Here, we propose DrugMAN, a deep learning model for predicting drug-target interaction by integrating multiplex heterogeneous functional networks with a mutual attention network (MAN). DrugMAN uses a graph attention network-based integration algorithm to learn network-specific low-dimensional features for drugs and target proteins by integrating four drug networks and seven gene/protein networks collected by a certain screening conditions, respectively. DrugMAN then captures interaction information between drug and target representations by a mutual attention network to improve drug-target prediction.
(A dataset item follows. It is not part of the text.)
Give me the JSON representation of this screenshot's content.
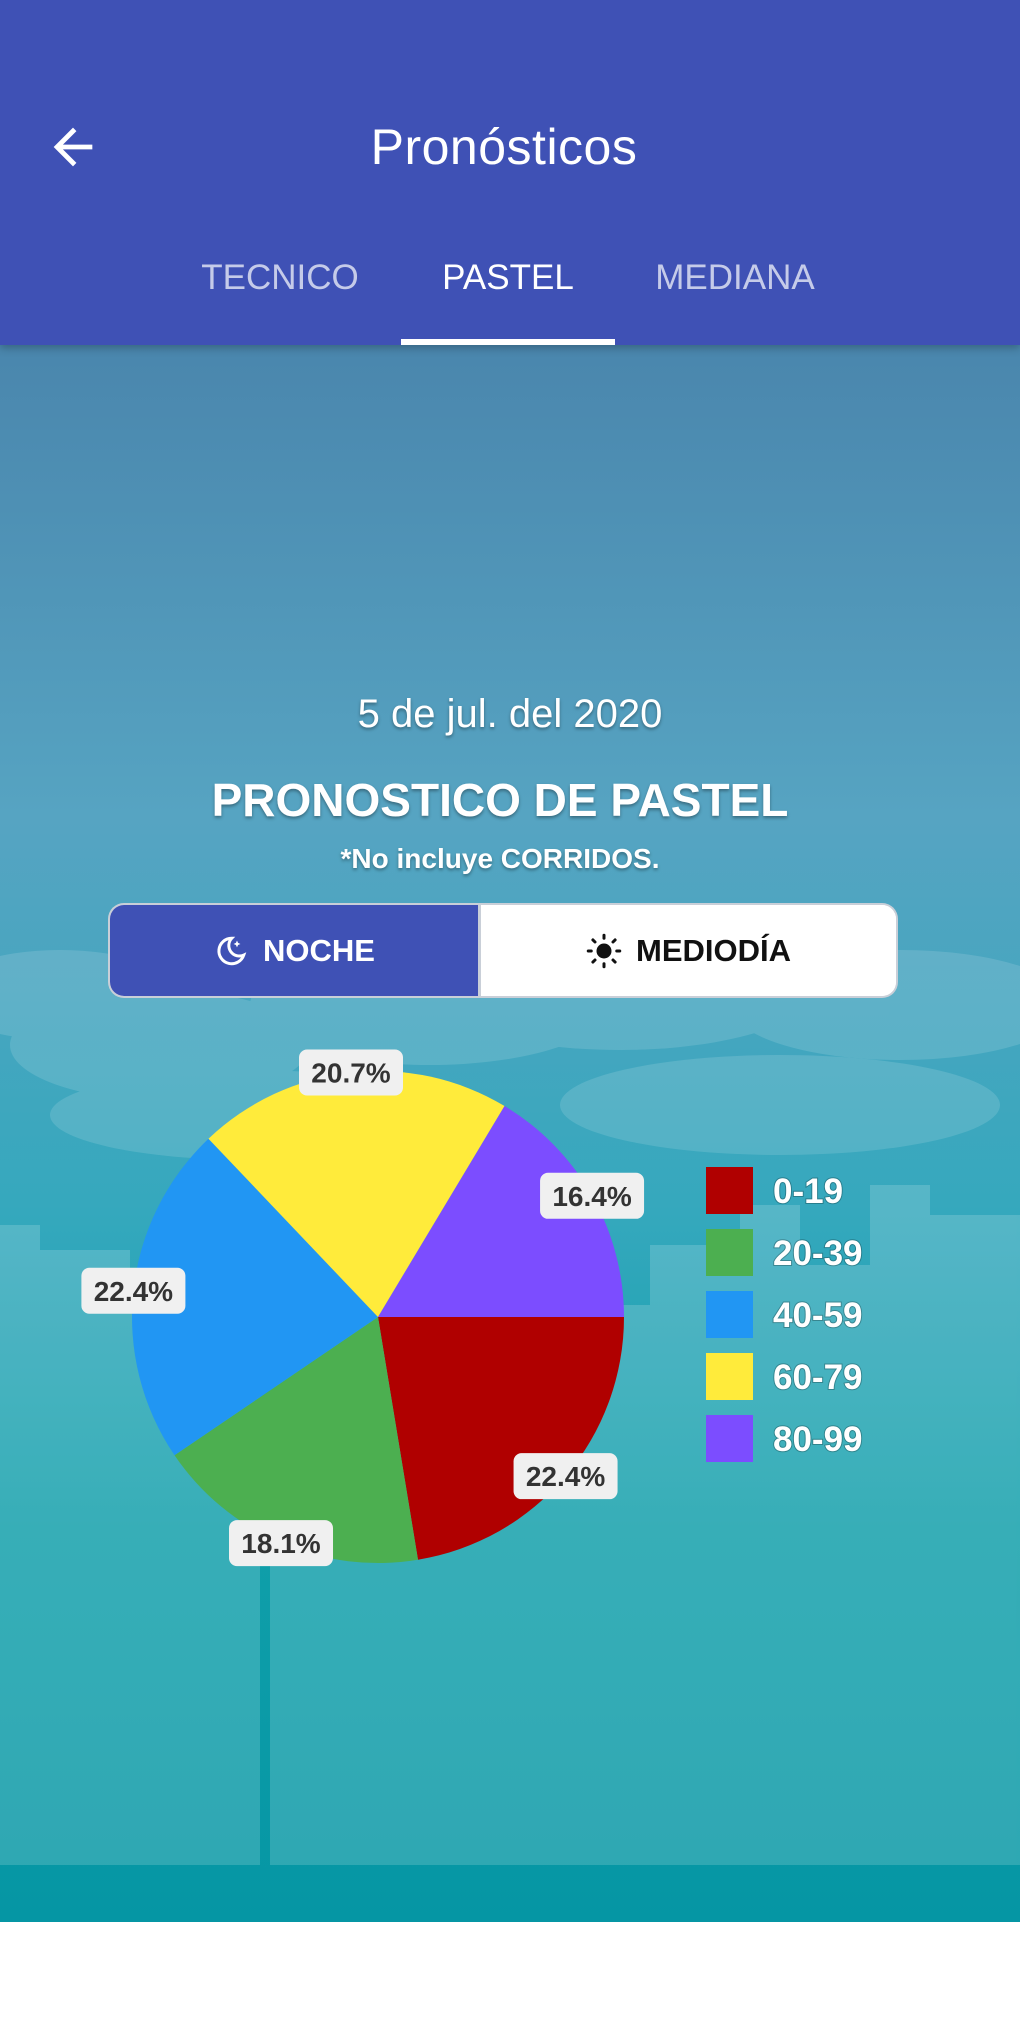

DrugMAN achieved the best performance compared with cheminformation-based methods SVM, RF, DeepPurpose and network-based deep learing methods DTINet and NeoDT in four different scenarios, especially in real-world scenarios. Compared with SVM, RF, deepurpose, DTINet, and NeoDT, DrugMAN showed the smallest decrease in AUROC, AUPRC, and F1-Score from warm-start to Both-cold scenarios. This result is attributed to DrugMAN's learning from heterogeneous data and indicates that DrugMAN has a good generalization ability. Taking together, DrugMAN spotlights heterogeneous information to mine drug-target interactions and can be a powerful tool for drug discovery and drug repurposing.
药物-靶标相互作用的鉴定是药物发现不可或缺的一部分。虽然传统的浅层机器学习和基于药物和靶蛋白的化学生物组学特性的最近的深度学习方法将这种预测性能的提高推到了一个新的水平,但这些方法仍然难以适应新的结构。另一方面,大规模的生物和药理学数据为加速药物-靶标相互作用预测提供了新的途径。
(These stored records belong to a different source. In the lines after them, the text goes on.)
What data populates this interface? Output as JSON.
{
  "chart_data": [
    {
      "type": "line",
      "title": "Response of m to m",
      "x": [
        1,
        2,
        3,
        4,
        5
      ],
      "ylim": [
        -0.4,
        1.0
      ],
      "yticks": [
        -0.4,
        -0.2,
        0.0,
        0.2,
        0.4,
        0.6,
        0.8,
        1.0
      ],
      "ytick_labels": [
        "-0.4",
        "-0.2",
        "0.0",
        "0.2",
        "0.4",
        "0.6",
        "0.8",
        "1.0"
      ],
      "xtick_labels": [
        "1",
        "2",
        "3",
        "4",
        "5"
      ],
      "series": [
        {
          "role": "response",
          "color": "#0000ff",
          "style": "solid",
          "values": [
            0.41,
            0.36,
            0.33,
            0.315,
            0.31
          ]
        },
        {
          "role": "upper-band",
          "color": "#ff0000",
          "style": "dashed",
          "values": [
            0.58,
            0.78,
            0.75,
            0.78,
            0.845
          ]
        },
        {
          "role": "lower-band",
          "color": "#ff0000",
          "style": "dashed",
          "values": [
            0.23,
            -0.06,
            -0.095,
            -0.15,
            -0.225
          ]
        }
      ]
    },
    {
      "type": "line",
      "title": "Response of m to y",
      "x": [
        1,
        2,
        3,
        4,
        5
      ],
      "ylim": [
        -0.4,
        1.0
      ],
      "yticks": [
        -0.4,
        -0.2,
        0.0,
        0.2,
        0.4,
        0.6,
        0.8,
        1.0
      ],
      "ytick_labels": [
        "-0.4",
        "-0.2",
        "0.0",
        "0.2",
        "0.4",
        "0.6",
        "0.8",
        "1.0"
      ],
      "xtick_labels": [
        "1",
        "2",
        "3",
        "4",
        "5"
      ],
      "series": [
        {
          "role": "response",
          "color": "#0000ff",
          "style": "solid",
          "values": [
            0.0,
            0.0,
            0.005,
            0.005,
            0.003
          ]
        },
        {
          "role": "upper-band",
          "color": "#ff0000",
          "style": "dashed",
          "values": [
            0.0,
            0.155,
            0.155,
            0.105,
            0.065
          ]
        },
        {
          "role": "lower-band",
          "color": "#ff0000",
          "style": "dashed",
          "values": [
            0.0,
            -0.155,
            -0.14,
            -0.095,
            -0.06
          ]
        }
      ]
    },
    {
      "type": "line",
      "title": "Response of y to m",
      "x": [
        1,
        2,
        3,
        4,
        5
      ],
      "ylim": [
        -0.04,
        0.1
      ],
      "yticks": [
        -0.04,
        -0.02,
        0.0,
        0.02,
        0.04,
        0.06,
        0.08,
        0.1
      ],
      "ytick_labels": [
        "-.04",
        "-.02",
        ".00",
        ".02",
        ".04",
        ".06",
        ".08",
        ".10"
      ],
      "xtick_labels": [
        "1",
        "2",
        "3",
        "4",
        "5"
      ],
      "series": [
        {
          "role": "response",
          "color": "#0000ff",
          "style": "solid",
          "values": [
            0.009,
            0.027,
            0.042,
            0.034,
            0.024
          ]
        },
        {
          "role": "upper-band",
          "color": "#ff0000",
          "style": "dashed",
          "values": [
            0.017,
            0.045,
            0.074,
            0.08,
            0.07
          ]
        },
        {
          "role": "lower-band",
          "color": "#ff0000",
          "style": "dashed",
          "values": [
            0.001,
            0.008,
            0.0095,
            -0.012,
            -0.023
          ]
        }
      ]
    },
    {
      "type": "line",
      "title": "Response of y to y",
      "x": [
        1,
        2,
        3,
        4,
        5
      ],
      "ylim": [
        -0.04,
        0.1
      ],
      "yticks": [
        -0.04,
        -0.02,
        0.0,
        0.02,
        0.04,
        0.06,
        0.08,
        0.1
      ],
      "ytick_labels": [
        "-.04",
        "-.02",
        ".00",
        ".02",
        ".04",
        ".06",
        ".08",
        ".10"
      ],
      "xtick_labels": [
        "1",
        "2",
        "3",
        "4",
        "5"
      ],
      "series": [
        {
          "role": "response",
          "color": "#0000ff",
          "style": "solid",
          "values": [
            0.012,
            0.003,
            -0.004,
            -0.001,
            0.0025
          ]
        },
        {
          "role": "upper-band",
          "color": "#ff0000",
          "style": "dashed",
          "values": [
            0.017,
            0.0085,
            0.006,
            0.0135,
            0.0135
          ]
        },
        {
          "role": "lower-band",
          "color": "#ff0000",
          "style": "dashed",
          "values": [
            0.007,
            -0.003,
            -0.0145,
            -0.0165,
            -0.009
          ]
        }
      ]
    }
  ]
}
在这里,我们提出了 DrugMAN,这是一种通过整合多异质功能网络和互注意网络(MAN)来预测药物-靶标相互作用的深度学习模型。DrugMAN 使用基于图注意网络的集成算法,通过整合四个药物网络和七个根据特定筛选条件收集的基因/蛋白质网络,分别学习药物和靶蛋白的网络特定低维特征。然后,DrugMAN 通过互注意网络捕获药物和靶标表示之间的相互作用信息,以提高药物-靶标预测。
在四个不同的场景中,与基于化学信息的方法 SVM、RF、DeepPurpose 和基于网络的深度学习方法 DTINet 和 NeoDT 相比,DrugMAN 达到了最佳性能,特别是在现实场景中。与 SVM、RF、DeepPurpose、DTINet 和 NeoDT 相比,DrugMAN 从 Warm-start 到 Both-cold 场景的 AUROC、AUPRC 和 F1-Score 下降幅度最小。这一结果归因于 DrugMAN 从异质数据中学习,表明 DrugMAN具有良好的泛化能力。综合来看,DrugMAN 突出了异质信息,挖掘药物-靶标相互作用,可作为药物发现和药物再利用的有力工具。